The Absolute and the Relative
Accounts of Daily Life
 
Rev. Yin Zhi Shakya, OHY - Hortensia De la Torre
The Empty Set and the Empty Cloud
 
Master Hsu Yun - Empty Cloud
 
by Yin Zhi Shakya, OHY  [Hortensia De la Torre]
February 22, 2002
 
 
I had studied Zen for a long time, but when I was ordained in 2001 in the Zen Buddhist Order of Hsu Yun, I began to give particular attention to Hsu Yun's teachings. "Empty Cloud: The Teachings of Hsu Yun" became the goad that made me want to deepen the search for myself, it impressed me so very much. I read the book, over and over again to understand the meaning of ‘Empty’. It was hard for me to comprehend. How could I be empty and at the same time be compassionate? I thought that to be compassionate I had to be filled with feelings of love, of kindness and concern for everything and everyone.
 
Over and over again I struggled with the same logical thoughts of how this could be. Suddenly, after many readings and meditations, after months of being puzzled, the answer came to me as a flash. The answer was right there. I had it all along during the years that I had spent teaching mathematics.
 
I had been a math teacher for nearly all my life. Not only had I taught Math, but I also held the view that math and life have great similarities. But I never before put it all together: Zen; Empty Cloud; Teachings; Buddha; Amitabha; Meditation; Concentration; The Law of Causality; the Rules of Discipline; Maintaining an unshakable faith in the existence of the Buddha Self; being determined to succeed in whichever method he chooses.

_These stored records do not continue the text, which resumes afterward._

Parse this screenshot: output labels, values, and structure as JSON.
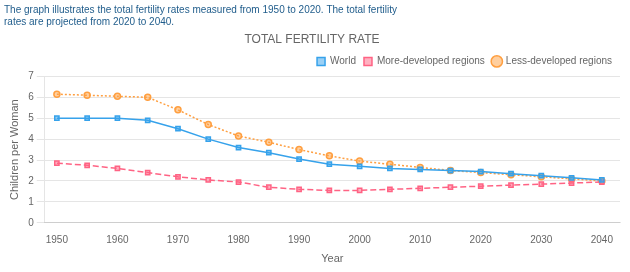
{
  "chart_data": {
    "type": "line",
    "title": "TOTAL FERTILITY RATE",
    "subtitle": [
      "The graph illustrates the total fertility rates measured from 1950 to 2020. The total fertility",
      "rates are projected from 2020 to 2040."
    ],
    "x_label": "Year",
    "y_label": "Children per Woman",
    "x": [
      1950,
      1955,
      1960,
      1965,
      1970,
      1975,
      1980,
      1985,
      1990,
      1995,
      2000,
      2005,
      2010,
      2015,
      2020,
      2025,
      2030,
      2035,
      2040
    ],
    "series": [
      {
        "name": "World",
        "line_style": "solid",
        "marker": "square",
        "values": [
          5.0,
          5.0,
          5.0,
          4.9,
          4.5,
          4.0,
          3.6,
          3.35,
          3.05,
          2.8,
          2.7,
          2.6,
          2.55,
          2.5,
          2.45,
          2.35,
          2.25,
          2.15,
          2.05
        ]
      },
      {
        "name": "More-developed regions",
        "line_style": "dashed",
        "marker": "square",
        "values": [
          2.85,
          2.75,
          2.6,
          2.4,
          2.2,
          2.05,
          1.95,
          1.7,
          1.6,
          1.55,
          1.55,
          1.6,
          1.65,
          1.7,
          1.75,
          1.8,
          1.85,
          1.9,
          1.95
        ]
      },
      {
        "name": "Less-developed regions",
        "line_style": "dotted",
        "marker": "circle",
        "values": [
          6.15,
          6.1,
          6.05,
          6.0,
          5.4,
          4.7,
          4.15,
          3.85,
          3.5,
          3.2,
          2.95,
          2.8,
          2.65,
          2.5,
          2.4,
          2.3,
          2.2,
          2.1,
          2.0
        ]
      }
    ],
    "xlim": [
      1948,
      2043
    ],
    "xticks": [
      1950,
      1960,
      1970,
      1980,
      1990,
      2000,
      2010,
      2020,
      2030,
      2040
    ],
    "ylim": [
      0,
      7
    ],
    "yticks": [
      0,
      1,
      2,
      3,
      4,
      5,
      6,
      7
    ],
    "grid": "y",
    "legend": "upper right"
  }
}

All those words were for me ideas that were separate from any practical ideas about functioning in the world. And suddenly it came to me! They are the same: Perfect demonstrations of the laws of the universe!
 
Mathematics is a language, the language of number and size. Zen is a language, the language of reality; a language that has no words, just ideas, perfect ideas to put into practice as we put mathematics into practice.
 
Laying a foundation for technical knowledge and assisting in the practical application of knowledge already possessed, mathematics offers unlimited advantages for mental training.
 
And what about Zen? Isn’t true that Zen offers unlimited advantages for mental training? If we lay a foundation of knowledge it will assist and offer us unlimited advantages and then we can live our life in a perfect and balanced existence in reality.
 
Also, Arithmetic consists of the operations of addition, subtraction, multiplication and division of a type of numbers represented by the digits 0, 1, 2, 3, 4… 9. By using the above operations or combinations of them, we are able to solve many problems.
 
What about Zen? Isn’t true that Zen consists in operations that lead us to solve not only many problems but all problems. And what about the digits? What about the Zero [0]? What about the empty set? Isn’t it necessary to understand the empty set to then get the concept of other digits: 1, 2, 3, 4… 9?
 
Rev. Chan Zhi Shakya wrote me once, “People think that empty means 'nothing' but it means everything in a spiritual context. To be empty doesn't mean to have nothing, it means to be devoid if the identification with ego. So when we empty ourselves, we fill up with the universe ... with everything. We recognize that we are like a hologram in which every point in the universe contains every other point in it - a transcendental experience difficult to convey in words...” Then I understood what he really meant.
 
So it came to my mind... isn’t that what I was doing all my life with those school children? To make them realize what the empty set is?
 
I knew in that moment the meaning of Empty Cloud. I knew that we have to be empty to really understand what full is. Empty of hate, empty of love, empty of evil and empty of goodness, empty of attachment and empty of detachment, empty, empty, empty. And then we can be in perfect control and can decide what our life will be. How, when, where… with what are we are going to fill it?… We will be able to understand the law of causality and to do what is correct for us. There won't be any more wrong consequences; we will live in Nirvana.
 
As we can see and understand, the importance of the general number idea cannot be overemphasized. We need to know math to function in the world, but to function in reality, to be in peace, to understand the relationship of man with the universe and of man with other human beings, it is totally necessary to know Zen. I cannot emphasize enough the importance of Zen. In Hsu Yun's words, “The importance of Zen cannot be overemphasized!”